My summary of NoProp: Training Neural Networks without Back-propagation or Forward-propagation by Qinyu Li, Yee Whye Teh, Razvan Pascanu.

This paper proposes a "back-propagation-free" (kinda) approach to training a denoising (Diffusion / Flow Matching) model.

The main difference between the backprop approach and NoProp is that each block (layer) is optimised to denoise independently instead of propagating errors throughout the entire network, think: gradient descent per block. They also don't need to do a forward pass through the whole network. Each block is given a copy of the input data embeddings and a noised version of the label, meaning blocks can be sampled randomly throughout training, effectively allowing for much better ability to parallelise training.

At inference time, the noised label is replaced with the output of the preceding layer.

noprop-figure-1.png

In theory, NoProp could reduce the memory needed to train models, as activations wouldn't need to be stored for all layers at once. Also, since it doesn't depend on the preceding block's output, nor does it have to propagate gradients through the whole network, it should be much easier to parallelise the network's training. A final selling point is that the model isn't necessarily learning a hierarchical representation, or at least is learning a different type of hierarchy than backprop.

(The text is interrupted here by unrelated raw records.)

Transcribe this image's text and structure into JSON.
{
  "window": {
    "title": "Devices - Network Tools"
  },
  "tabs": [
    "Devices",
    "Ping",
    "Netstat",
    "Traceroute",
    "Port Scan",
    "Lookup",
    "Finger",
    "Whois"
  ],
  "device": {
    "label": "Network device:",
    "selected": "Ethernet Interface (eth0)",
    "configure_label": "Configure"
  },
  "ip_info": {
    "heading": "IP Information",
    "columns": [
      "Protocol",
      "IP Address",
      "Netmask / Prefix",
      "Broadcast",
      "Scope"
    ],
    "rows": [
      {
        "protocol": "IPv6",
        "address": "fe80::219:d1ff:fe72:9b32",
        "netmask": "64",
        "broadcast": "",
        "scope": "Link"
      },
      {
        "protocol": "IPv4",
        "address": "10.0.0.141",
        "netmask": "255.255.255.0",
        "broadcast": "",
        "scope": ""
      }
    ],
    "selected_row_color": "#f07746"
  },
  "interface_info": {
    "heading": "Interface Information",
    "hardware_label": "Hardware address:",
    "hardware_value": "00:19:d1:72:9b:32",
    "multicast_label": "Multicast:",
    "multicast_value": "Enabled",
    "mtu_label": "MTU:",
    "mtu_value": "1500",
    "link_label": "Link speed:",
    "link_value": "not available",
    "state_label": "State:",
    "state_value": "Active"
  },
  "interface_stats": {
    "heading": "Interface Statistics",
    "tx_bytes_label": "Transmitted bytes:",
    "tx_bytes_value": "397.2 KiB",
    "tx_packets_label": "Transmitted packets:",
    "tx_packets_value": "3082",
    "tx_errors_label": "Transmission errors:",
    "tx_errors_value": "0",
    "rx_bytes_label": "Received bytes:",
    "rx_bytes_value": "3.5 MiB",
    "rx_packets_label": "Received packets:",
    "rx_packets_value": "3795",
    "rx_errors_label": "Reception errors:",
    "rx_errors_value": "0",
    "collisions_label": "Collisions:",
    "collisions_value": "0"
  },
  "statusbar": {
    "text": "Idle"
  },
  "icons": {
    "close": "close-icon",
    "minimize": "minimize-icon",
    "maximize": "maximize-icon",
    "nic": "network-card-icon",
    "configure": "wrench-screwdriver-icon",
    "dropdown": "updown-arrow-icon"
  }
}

Each layer is trained using the sum of multiple loss functions:

  • Cross-entropy loss on the final prediction.
  • KL divergence between the initial noise and standard normal.
  • L2 loss between the block output and the label embedding (scaled by SNR change).

They experiment with a few different versions, including using continuous time steps (NoProp-CT and NoProp-FM), instead of discrete blocks (NoProp-DT), similar to Flow Matching.

They test on MNIST, CIFAR-10, and CIFAR-100. There's not much to improve upon those problems in 2025, but they get comparable or even slightly better results than traditional backprop while using about half the GPU memory.